[David Mertz <mertz@gnosis.cx>]
I think consistent NaN-poisoning would be excellent behavior. It will always make sense for median (and its variants).
statistics.mode([2, 2, nan, nan, nan]) nan statistics.mode([2, 2, inf - inf, inf - inf, inf - inf]) 2
But in the mode case, I'm not sure we should ALWAYS treat a NaN as poisoning the result.
I am: I thought about the following but didn't write about it because it's too strained to be of actual sane use ;-)
If NaN means "missing value" then sometimes it could change things, ?and we shouldn't guess. But what if it cannot?
>>> statistics.mode([9, 9, 9, 9, nan1, nan2, nan3])
No matter what missing value we take those nans to maybe-possibly represent, 9 is still the most common element. This is only true when the most common thing occurs at least as often as the 2nd most common thing PLUS the number of all NaNs. But in that case, 9 really is the mode.

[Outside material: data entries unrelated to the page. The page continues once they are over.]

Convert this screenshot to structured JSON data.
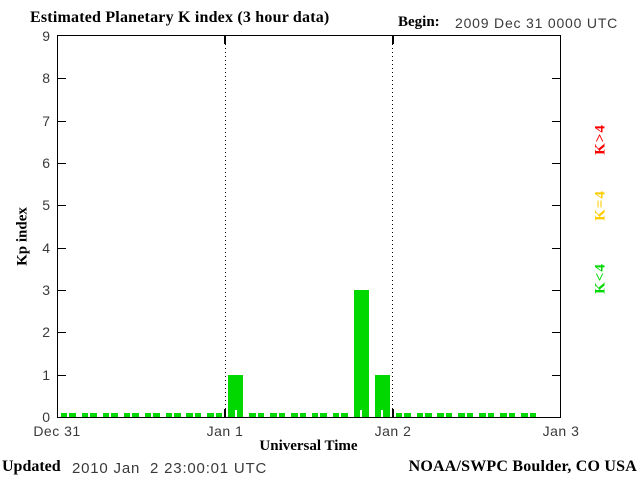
{
  "header": {
    "title": "Estimated Planetary K index (3 hour data)",
    "begin_label": "Begin:",
    "begin_value": "2009 Dec 31 0000 UTC"
  },
  "chart_data": {
    "type": "bar",
    "title": "Estimated Planetary K index (3 hour data)",
    "xlabel": "Universal Time",
    "ylabel": "Kp index",
    "ylim": [
      0,
      9
    ],
    "ytick_labels": [
      "0",
      "1",
      "2",
      "3",
      "4",
      "5",
      "6",
      "7",
      "8",
      "9"
    ],
    "xtick_labels": [
      "Dec 31",
      "Jan 1",
      "Jan 2",
      "Jan 3"
    ],
    "begin": "2009 Dec 31 0000 UTC",
    "interval_hours": 3,
    "grid": "dotted vertical lines at day boundaries",
    "x_slot_start_times": [
      "Dec 31 0000",
      "Dec 31 0300",
      "Dec 31 0600",
      "Dec 31 0900",
      "Dec 31 1200",
      "Dec 31 1500",
      "Dec 31 1800",
      "Dec 31 2100",
      "Jan 1 0000",
      "Jan 1 0300",
      "Jan 1 0600",
      "Jan 1 0900",
      "Jan 1 1200",
      "Jan 1 1500",
      "Jan 1 1800",
      "Jan 1 2100",
      "Jan 2 0000",
      "Jan 2 0300",
      "Jan 2 0600",
      "Jan 2 0900",
      "Jan 2 1200",
      "Jan 2 1500",
      "Jan 2 1800",
      "Jan 2 2100"
    ],
    "values": [
      0,
      0,
      0,
      0,
      0,
      0,
      0,
      0,
      1,
      0,
      0,
      0,
      0,
      0,
      3,
      1,
      0,
      0,
      0,
      0,
      0,
      0,
      0,
      null
    ],
    "value_colors": {
      "k_lt_4": "#00d800",
      "k_eq_4": "#ffcc00",
      "k_gt_4": "#ff0000"
    },
    "legend": [
      {
        "label": "K>4",
        "color": "#ff0000"
      },
      {
        "label": "K=4",
        "color": "#ffcc00"
      },
      {
        "label": "K<4",
        "color": "#00d800"
      }
    ],
    "legend_position": "right, rotated 90deg"
  },
  "footer": {
    "updated_label": "Updated",
    "updated_value": "2010 Jan  2 23:00:01 UTC",
    "credit": "NOAA/SWPC Boulder, CO USA"
  }
}
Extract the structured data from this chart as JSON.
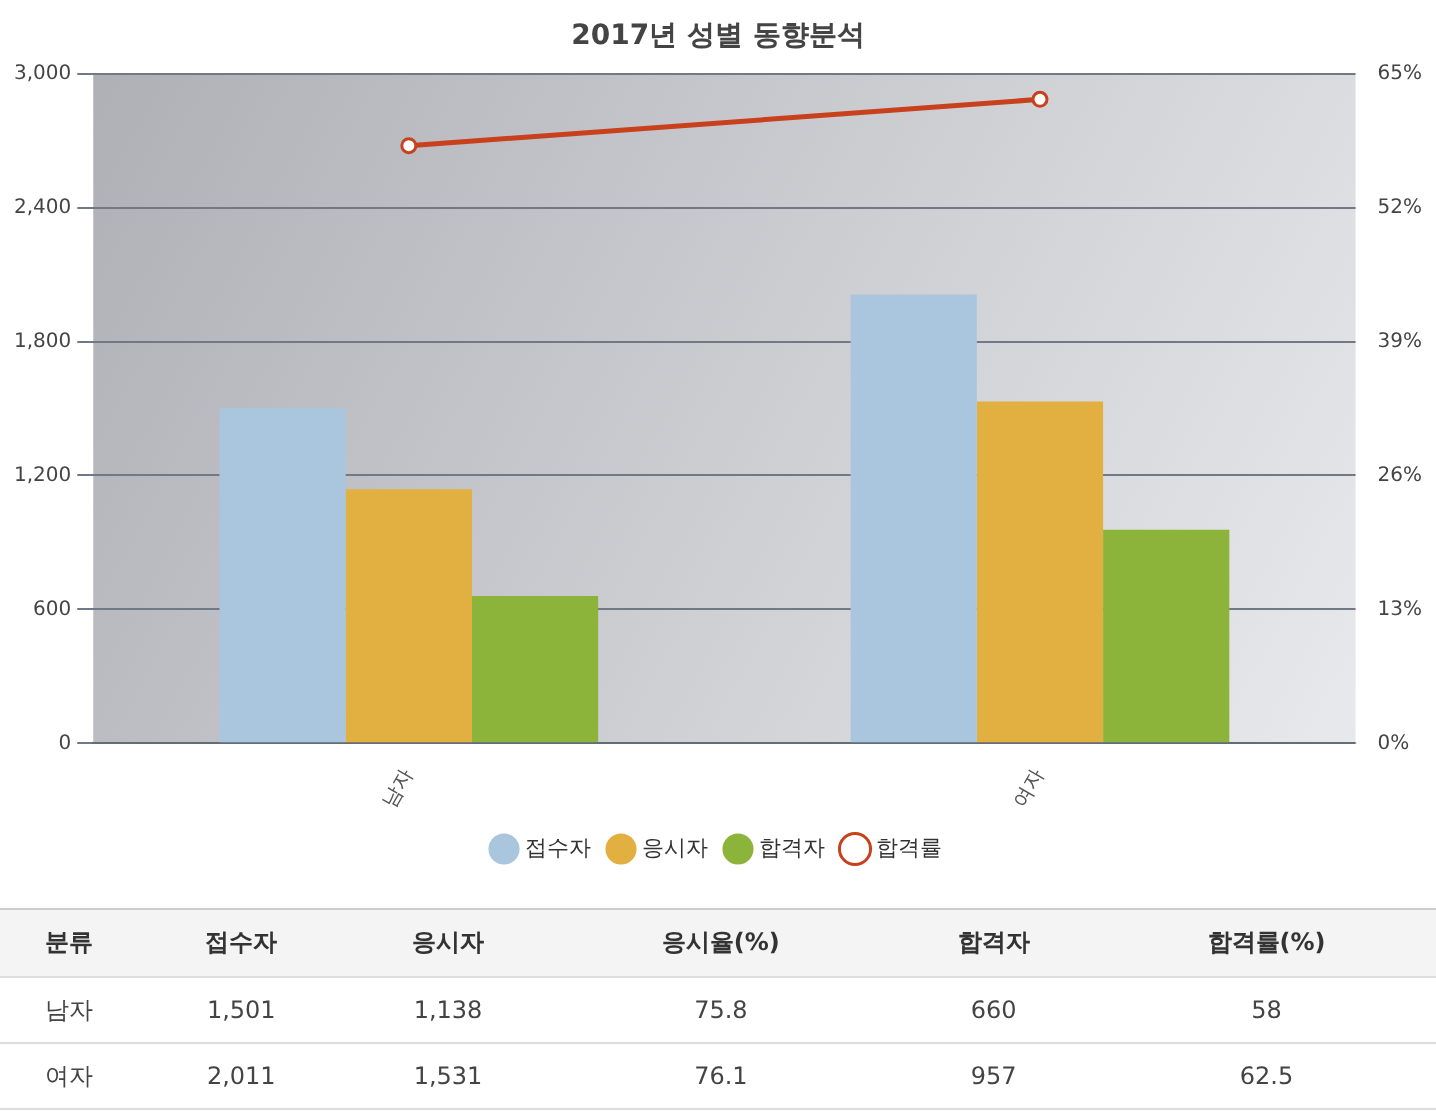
{
  "chart_data": [
    {
      "type": "bar",
      "title": "2017년 성별 동향분석",
      "categories": [
        "남자",
        "여자"
      ],
      "series": [
        {
          "name": "접수자",
          "color": "#a9c6de",
          "values": [
            1501,
            2011
          ]
        },
        {
          "name": "응시자",
          "color": "#e2b040",
          "values": [
            1138,
            1531
          ]
        },
        {
          "name": "합격자",
          "color": "#8cb43a",
          "values": [
            660,
            957
          ]
        },
        {
          "name": "합격률",
          "type": "line",
          "axis": "y2",
          "color": "#c8401c",
          "values": [
            58,
            62.5
          ]
        }
      ],
      "ylim": [
        0,
        3000
      ],
      "yticks": [
        0,
        {
          "value": 600,
          "label": "600"
        },
        {
          "value": 1200,
          "label": "1,200"
        },
        {
          "value": 1800,
          "label": "1,800"
        },
        {
          "value": 2400,
          "label": "2,400"
        },
        {
          "value": 3000,
          "label": "3,000"
        }
      ],
      "y2lim": [
        0,
        65
      ],
      "y2ticks": [
        {
          "value": 0,
          "label": "0%"
        },
        {
          "value": 13,
          "label": "13%"
        },
        {
          "value": 26,
          "label": "26%"
        },
        {
          "value": 39,
          "label": "39%"
        },
        {
          "value": 52,
          "label": "52%"
        },
        {
          "value": 65,
          "label": "65%"
        }
      ],
      "grid": "y",
      "legend": "bottom",
      "marker": "circle"
    },
    {
      "type": "other",
      "xlabel": "분류",
      "data_labels": true,
      "categories": [
        "남자",
        "여자"
      ],
      "series": [
        {
          "name": "접수자",
          "values": [
            1501,
            2011
          ],
          "value_labels": [
            "1,501",
            "2,011"
          ]
        },
        {
          "name": "응시자",
          "values": [
            1138,
            1531
          ],
          "value_labels": [
            "1,138",
            "1,531"
          ]
        },
        {
          "name": "응시율(%)",
          "values": [
            75.8,
            76.1
          ]
        },
        {
          "name": "합격자",
          "values": [
            660,
            957
          ]
        },
        {
          "name": "합격률(%)",
          "values": [
            58,
            62.5
          ]
        }
      ]
    }
  ]
}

See "too strained" above. It's equally true that, e.g., the _median_ of your list above: [9, 9, 9, 9, nan1, nan2, nan3] is also 9 regardless of what values are plugged in for the nans. That may be easier to realize at first with a simpler list, like [5, 5, nan] It sounds essentially useless to me, just theoretically possible to make a mess of implementations to cater to. "The right" (obvious, unsurprising, useful, easy to implement, easy to understand) non-exceptional behavior in the presence of NaNs is to pretend they weren't in the list to begin with. But I'd rather ;people ask for that _if_ that's what they want.